The GEPF would not lose any income. The pensions of the GEPF pensioners would not be threatened. The only losers from PIC reallocating sizeable investments from shares into public bonds would be the Johannesburg Stock Exchange (JSE) and the capitalists serviced by the PIC’s unlisted investments, which now are coming under scrutiny.

Should one worry? Even after the fall on JSE this year, Johannesburg has one of the most overvalued stock markets in the world. The value of all shares on the JSE is about 300% of South African GDP. As for undermining the BEE investment policy of PIC and GEPF by reallocating funds from venture capital to the public service delivery sector, the project of building a black faction of the crony capitalist class has destroyed and is continuing to destroy the ANC. It is a destructive minority class project.

The winners from the policy change would be the overwhelming majority who are directly dependent on the public service delivery sector. This sector is in need of urgent expansion and insourcing to fight corruption instead of being hit by austerity, looting and cutbacks.

The labour movement and civil society, including the public sector unions that have a say in the running of GEPF, should read their Karl Marx again: “The national debt is the golden chain by which the bourgeoisie controls the state.” Prophetic as he often was, he hadn’t even heard about credit rating agencies.

It is in the interest of the broad masses that the government does as much of its borrowing as possible from funds that are not controlled by the capitalist class and avoids borrowing in foreign currencies.

There is such a fund available in South Africa.
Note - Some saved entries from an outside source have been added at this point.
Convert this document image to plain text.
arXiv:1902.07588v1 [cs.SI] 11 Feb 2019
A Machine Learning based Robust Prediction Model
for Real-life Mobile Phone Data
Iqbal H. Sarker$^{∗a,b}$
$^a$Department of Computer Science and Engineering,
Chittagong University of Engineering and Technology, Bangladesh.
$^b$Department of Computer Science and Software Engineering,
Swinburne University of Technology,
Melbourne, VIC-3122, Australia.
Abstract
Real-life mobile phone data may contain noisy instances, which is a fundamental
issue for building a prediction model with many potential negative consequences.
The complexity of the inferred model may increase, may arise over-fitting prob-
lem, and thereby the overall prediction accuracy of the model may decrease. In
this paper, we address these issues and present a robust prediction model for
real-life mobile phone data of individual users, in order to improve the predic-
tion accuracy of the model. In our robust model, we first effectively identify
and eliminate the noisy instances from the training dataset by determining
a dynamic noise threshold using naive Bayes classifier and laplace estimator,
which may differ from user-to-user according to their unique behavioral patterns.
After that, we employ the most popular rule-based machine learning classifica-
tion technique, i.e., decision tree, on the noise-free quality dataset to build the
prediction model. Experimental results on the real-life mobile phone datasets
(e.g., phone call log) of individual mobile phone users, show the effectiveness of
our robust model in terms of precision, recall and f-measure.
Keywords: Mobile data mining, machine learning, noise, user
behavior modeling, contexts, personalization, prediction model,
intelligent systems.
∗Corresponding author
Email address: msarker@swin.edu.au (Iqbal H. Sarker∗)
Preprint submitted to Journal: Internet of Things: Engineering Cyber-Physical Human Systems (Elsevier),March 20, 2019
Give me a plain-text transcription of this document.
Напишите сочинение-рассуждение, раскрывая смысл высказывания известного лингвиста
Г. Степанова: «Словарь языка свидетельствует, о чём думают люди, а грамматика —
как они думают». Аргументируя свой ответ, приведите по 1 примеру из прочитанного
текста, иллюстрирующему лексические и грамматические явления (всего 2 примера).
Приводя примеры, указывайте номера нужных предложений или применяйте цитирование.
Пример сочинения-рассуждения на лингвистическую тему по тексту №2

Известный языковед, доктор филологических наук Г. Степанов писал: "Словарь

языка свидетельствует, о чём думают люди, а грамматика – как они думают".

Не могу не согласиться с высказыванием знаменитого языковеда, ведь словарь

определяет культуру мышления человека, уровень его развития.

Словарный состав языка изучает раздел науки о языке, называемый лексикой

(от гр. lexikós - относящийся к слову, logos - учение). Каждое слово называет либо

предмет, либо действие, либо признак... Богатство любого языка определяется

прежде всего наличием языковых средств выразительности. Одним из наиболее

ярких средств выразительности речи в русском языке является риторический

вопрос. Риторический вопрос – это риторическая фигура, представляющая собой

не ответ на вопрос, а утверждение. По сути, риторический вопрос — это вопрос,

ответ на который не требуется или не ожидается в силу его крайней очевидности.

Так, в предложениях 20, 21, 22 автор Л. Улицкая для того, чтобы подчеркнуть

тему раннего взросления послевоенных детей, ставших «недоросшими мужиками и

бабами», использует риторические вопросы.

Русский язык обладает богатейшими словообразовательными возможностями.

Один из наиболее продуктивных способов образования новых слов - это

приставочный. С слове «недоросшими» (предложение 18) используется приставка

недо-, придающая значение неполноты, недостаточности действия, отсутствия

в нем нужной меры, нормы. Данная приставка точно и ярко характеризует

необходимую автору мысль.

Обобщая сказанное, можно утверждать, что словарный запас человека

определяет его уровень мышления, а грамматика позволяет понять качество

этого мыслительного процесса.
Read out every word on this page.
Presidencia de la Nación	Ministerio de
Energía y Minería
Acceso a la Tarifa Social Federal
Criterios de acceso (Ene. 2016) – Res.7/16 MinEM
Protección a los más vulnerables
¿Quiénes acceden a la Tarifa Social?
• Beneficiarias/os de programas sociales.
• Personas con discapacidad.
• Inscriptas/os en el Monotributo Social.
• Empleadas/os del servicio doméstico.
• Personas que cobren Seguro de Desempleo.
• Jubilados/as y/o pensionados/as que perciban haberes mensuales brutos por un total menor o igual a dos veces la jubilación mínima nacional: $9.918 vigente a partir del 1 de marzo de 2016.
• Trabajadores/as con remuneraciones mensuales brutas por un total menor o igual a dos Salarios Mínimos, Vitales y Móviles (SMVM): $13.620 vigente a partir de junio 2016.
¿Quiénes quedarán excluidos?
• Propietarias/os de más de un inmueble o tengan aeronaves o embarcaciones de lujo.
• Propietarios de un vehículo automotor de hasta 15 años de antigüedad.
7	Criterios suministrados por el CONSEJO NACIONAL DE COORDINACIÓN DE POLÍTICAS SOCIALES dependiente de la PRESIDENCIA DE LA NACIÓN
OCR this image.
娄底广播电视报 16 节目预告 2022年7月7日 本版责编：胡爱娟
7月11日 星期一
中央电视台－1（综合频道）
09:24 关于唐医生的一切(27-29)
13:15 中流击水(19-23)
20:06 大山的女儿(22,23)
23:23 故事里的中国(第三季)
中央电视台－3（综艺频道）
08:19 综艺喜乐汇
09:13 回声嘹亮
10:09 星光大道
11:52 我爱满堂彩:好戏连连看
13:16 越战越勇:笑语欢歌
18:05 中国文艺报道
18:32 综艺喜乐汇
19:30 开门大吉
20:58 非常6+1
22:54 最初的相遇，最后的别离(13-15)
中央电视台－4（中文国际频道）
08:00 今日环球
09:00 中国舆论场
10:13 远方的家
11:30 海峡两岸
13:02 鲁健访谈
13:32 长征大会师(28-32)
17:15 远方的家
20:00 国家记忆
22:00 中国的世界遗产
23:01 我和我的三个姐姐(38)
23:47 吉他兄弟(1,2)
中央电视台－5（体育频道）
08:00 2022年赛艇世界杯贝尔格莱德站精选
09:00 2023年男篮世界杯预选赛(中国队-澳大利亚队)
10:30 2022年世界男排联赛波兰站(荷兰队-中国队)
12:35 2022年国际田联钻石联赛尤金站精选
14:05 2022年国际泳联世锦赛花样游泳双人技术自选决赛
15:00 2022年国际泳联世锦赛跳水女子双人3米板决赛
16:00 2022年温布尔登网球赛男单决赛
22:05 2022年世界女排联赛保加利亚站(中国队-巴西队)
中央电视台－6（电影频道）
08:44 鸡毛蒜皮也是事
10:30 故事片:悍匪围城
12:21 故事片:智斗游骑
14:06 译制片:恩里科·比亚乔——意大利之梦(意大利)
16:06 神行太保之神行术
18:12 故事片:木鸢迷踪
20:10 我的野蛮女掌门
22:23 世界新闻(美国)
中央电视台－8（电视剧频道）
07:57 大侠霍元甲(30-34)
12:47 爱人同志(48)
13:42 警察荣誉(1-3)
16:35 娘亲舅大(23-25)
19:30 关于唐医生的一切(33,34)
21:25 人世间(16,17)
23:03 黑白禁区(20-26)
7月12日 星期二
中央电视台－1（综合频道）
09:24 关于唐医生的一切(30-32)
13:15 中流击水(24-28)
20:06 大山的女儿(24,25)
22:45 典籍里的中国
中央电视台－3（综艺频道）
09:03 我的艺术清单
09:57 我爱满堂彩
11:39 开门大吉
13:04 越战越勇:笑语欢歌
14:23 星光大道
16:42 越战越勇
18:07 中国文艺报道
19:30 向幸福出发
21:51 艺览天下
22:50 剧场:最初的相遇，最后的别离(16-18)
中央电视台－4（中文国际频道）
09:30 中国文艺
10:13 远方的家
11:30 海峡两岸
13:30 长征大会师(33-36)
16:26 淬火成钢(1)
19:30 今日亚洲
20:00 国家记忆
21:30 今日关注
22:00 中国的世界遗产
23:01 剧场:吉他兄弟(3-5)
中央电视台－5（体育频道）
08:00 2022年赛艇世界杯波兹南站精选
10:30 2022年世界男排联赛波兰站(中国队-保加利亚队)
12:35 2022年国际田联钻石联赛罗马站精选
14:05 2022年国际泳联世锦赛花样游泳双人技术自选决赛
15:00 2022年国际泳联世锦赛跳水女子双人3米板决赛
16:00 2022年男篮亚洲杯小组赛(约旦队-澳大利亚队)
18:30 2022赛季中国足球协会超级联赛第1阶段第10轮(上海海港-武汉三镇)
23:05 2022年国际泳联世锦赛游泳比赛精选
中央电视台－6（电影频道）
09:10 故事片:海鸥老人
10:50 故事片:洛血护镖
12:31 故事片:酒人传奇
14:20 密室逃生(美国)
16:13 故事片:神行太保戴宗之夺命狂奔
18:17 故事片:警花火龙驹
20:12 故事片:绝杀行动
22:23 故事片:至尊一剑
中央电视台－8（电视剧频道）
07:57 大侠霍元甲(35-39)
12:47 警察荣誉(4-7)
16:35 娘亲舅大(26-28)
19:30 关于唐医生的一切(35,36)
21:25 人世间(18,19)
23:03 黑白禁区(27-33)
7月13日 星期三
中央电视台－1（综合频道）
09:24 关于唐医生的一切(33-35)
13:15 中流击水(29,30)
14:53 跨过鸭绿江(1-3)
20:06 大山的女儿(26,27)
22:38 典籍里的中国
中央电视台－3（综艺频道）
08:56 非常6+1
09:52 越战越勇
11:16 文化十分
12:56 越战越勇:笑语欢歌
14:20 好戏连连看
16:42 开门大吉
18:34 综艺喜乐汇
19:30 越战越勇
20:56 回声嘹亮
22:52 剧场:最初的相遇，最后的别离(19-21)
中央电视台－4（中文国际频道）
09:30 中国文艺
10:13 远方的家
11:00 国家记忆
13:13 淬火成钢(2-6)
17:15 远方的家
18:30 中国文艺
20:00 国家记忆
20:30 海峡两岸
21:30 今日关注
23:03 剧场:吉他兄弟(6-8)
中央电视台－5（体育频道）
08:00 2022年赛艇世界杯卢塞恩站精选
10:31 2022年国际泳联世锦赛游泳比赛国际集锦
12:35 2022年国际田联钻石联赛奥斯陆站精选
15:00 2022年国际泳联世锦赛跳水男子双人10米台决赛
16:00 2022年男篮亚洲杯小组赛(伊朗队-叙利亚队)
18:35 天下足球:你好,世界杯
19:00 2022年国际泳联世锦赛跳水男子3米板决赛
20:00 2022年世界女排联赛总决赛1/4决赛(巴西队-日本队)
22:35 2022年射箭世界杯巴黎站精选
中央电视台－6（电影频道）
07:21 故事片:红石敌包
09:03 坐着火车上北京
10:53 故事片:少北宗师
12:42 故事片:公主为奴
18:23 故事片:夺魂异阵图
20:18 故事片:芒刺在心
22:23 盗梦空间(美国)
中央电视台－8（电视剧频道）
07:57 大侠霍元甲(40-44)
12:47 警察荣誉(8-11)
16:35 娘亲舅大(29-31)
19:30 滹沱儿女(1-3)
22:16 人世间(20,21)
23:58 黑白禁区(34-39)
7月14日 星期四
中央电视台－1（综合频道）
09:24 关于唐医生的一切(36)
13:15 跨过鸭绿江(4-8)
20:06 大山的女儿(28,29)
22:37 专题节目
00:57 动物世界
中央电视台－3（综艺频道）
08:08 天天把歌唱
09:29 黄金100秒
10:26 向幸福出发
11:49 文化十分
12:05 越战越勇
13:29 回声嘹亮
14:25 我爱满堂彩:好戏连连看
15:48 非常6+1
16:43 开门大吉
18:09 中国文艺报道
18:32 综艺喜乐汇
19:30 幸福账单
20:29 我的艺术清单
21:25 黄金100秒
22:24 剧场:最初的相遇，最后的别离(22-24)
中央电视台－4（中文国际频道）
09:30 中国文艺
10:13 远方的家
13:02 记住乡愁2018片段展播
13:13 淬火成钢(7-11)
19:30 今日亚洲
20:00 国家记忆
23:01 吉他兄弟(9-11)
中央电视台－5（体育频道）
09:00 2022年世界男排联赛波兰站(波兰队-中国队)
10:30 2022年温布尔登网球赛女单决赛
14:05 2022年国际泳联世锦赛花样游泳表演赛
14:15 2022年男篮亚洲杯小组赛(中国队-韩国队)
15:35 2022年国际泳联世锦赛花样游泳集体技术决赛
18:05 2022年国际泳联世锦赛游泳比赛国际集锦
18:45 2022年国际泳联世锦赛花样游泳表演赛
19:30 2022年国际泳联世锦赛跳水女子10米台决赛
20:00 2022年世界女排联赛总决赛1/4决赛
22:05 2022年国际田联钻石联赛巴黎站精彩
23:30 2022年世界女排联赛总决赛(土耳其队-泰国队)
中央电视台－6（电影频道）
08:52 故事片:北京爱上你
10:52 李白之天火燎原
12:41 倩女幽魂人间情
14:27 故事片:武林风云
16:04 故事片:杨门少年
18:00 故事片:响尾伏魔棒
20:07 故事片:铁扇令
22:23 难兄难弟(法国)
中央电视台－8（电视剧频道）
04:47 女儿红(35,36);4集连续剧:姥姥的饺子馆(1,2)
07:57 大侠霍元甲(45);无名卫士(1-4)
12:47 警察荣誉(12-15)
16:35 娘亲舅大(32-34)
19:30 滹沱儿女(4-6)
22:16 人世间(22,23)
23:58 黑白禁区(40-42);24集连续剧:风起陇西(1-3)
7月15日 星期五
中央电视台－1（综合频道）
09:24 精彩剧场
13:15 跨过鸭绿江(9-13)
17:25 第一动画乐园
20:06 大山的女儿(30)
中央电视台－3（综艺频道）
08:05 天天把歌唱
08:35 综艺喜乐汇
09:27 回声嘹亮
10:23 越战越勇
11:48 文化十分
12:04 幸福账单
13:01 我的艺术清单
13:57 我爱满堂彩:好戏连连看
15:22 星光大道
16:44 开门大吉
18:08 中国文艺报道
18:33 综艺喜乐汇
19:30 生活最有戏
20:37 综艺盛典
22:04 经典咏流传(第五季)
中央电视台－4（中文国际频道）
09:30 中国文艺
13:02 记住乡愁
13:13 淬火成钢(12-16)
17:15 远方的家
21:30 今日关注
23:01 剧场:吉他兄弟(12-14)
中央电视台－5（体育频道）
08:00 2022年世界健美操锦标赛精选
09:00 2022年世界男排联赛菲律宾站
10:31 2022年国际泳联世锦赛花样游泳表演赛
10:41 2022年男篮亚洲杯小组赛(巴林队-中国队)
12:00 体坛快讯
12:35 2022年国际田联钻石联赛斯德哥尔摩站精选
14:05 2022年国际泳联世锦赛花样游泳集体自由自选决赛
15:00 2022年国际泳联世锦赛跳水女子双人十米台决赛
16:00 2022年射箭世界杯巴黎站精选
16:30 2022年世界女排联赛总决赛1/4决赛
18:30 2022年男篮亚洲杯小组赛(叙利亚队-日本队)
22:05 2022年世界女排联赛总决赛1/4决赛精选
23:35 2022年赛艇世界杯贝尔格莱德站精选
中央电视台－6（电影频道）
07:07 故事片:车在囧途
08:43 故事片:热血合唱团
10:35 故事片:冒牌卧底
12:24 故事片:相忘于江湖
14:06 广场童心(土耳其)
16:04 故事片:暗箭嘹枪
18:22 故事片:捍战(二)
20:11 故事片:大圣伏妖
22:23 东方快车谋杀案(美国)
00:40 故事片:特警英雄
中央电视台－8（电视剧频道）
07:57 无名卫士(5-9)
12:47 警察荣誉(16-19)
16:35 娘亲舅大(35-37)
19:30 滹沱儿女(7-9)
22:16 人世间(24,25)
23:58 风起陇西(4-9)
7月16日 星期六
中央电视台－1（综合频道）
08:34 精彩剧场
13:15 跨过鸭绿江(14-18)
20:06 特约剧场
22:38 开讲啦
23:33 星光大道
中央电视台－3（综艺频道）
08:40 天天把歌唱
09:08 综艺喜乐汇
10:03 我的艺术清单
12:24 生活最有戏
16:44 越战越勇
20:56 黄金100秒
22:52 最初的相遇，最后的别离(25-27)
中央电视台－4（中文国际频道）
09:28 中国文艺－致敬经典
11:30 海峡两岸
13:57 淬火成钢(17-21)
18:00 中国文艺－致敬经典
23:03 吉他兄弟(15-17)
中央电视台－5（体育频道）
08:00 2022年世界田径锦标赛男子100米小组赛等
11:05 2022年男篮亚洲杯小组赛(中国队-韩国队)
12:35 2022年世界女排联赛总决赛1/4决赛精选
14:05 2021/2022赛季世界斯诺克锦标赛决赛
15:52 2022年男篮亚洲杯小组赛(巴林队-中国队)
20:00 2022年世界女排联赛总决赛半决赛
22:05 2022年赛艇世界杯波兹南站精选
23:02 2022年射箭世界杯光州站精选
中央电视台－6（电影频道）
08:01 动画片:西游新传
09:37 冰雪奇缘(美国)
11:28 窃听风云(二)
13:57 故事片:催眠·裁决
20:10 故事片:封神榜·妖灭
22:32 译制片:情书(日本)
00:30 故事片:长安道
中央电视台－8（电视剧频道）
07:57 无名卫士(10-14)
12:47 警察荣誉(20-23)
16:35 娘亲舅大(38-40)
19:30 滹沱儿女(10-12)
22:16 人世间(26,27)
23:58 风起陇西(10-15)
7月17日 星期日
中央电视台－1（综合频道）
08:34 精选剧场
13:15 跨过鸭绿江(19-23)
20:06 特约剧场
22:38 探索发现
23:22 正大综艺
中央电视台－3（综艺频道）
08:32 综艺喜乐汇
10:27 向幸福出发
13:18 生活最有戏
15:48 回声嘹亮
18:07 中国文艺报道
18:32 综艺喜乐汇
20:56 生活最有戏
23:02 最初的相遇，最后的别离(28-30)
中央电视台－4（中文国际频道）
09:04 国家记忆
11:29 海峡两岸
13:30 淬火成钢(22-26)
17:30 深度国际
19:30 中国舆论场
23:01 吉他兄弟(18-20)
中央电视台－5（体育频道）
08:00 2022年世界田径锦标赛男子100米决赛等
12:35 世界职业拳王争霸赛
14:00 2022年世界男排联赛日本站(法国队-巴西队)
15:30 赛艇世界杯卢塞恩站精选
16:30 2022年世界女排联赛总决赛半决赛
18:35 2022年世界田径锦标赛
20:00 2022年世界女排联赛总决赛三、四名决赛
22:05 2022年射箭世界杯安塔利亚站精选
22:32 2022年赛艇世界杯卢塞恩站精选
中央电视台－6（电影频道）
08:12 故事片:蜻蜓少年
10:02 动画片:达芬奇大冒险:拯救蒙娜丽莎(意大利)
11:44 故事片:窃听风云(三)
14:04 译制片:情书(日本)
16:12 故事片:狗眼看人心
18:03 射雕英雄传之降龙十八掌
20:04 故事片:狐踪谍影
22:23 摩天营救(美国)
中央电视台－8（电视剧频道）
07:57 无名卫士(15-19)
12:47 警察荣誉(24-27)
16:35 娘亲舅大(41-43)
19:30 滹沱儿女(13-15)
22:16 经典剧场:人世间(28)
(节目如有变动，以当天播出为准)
It is called the PIC and 95% of its assets belong to two other well-known public funds that don’t need to maximise investment returns.

The investigation of corruption in the PIC should be a signal to completely change the management of public debt in South Africa. There is a solution to the debt crisis and there is no need for austerity. DM

Dick Forslund is senior economist at Alternative Information and Development Centre (AIDC).